Shell, which had been involved in seven liquefied natural gas projects in the country, will concentrate investment away from the Chevron Corp.-led venture in Western Australia, it said. It will sell its 8% stake in the Wheatstone-Iago fields and 6.4% in the LNG plant to Kufpec, as the state-run Kuwait company is known.
“Shell will remain a major player in Australia’s energy industry,” Shell CEO Ben van Beurden said in the statement. “However, we are refocusing our investment to where we can add the most value with Shell’s capital and
technology.”
The Anglo-Dutch company, which planned to invest about $50 billion in Australian LNG, has been reviewing
projects worldwide after capital expenditure rose to record $44 billion last year. Van Beurden, who took charge at the start of the year, may step up assets sales after Shell said Jan. 17 that fourth-quarter earnings will fall to the lowest since 2009.
The Hague-based company also said that it’s examining possible job cuts at its Australian Arrow Energy Ltd. unit. Shell together with its partner PetroChina Co., China’s biggest listed oil and gas producer, delayed an investment decision into the LNG
project after costs in Australia surged.
Commercial Agreement
The sale to Kufpec, which already had stake in Wheatstone LNG and nearby fields, will not impact the project’s existing commercial agreements, Shell said.
“This transaction is consistent with Kufpec’s strategy of investing in projects that have strategic tie-ins with the Kuwaiti oil sector,” the Kuwait company CEO Sheikh Nawaf Saud Al-Sabah said.

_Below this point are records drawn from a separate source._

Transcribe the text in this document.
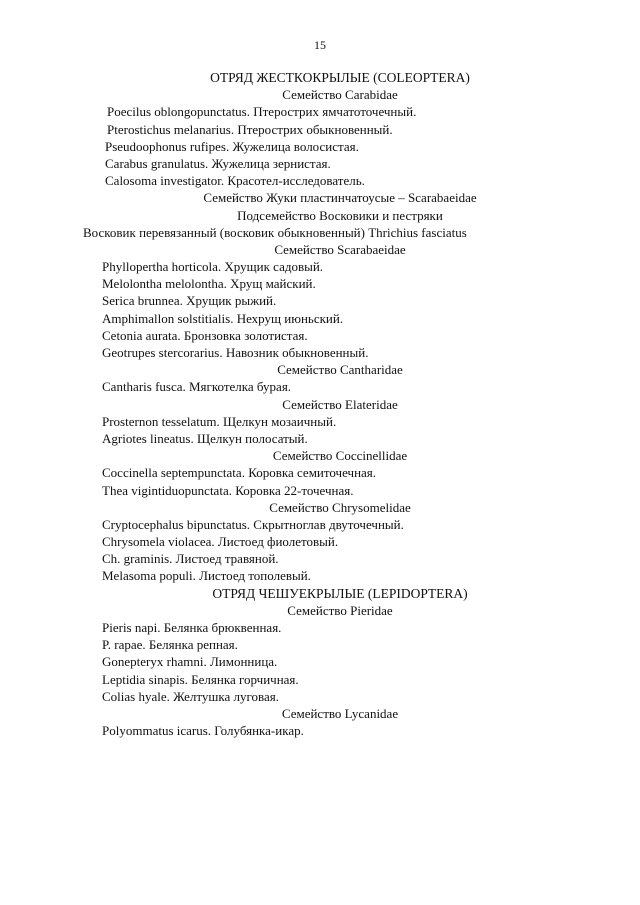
15
ОТРЯД ЖЕСТКОКРЫЛЫЕ (COLEOPTERA)
Семейство Carabidae
Poecilus oblongopunctatus. Птерострих ямчатоточечный.
Pterostichus melanarius. Птерострих обыкновенный.
Pseudoophonus rufipes. Жужелица волосистая.
Carabus granulatus. Жужелица зернистая.
Calosoma investigator. Красотел-исследователь.
Семейство Жуки пластинчатоусые – Scarabaeidae
Подсемейство Восковики и пестряки
Восковик перевязанный (восковик обыкновенный) Thrichius fasciatus
Семейство Scarabaeidae
Phyllopertha horticola. Хрущик садовый.
Melolontha melolontha. Хрущ майский.
Serica brunnea. Хрущик рыжий.
Amphimallon solstitialis. Нехрущ июньский.
Cetonia aurata. Бронзовка золотистая.
Geotrupes stercorarius. Навозник обыкновенный.
Семейство Cantharidae
Cantharis fusca. Мягкотелка бурая.
Семейство Elateridae
Prosternon tesselatum. Щелкун мозаичный.
Agriotes lineatus. Щелкун полосатый.
Семейство Coccinellidae
Coccinella septempunctata. Коровка семиточечная.
Thea vigintiduopunctata. Коровка 22-точечная.
Семейство Chrysomelidae
Cryptocephalus bipunctatus. Скрытноглав двуточечный.
Chrysomela violacea. Листоед фиолетовый.
Ch. graminis. Листоед травяной.
Melasoma populi. Листоед тополевый.
ОТРЯД ЧЕШУЕКРЫЛЫЕ (LEPIDOPTERA)
Семейство Pieridae
Pieris napi. Белянка брюквенная.
P. rapae. Белянка репная.
Gonepteryx rhamni. Лимонница.
Leptidia sinapis. Белянка горчичная.
Colias hyale. Желтушка луговая.
Семейство Lycanidae
Polyommatus icarus. Голубянка-икар.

Wheatstone LNG, which will ship 8.9 million tpy of LNG, is due to start production in 2016. The partners, which also include Apache Corp. and Kyushu Electric Power Co., started
construction of the plant in 2012. The
project will supply the fuel to customers in Asia, such as Japan’s Tokyo Electric Power Co., Chubu Electric Power Co. and Tohoku Electric Power Co.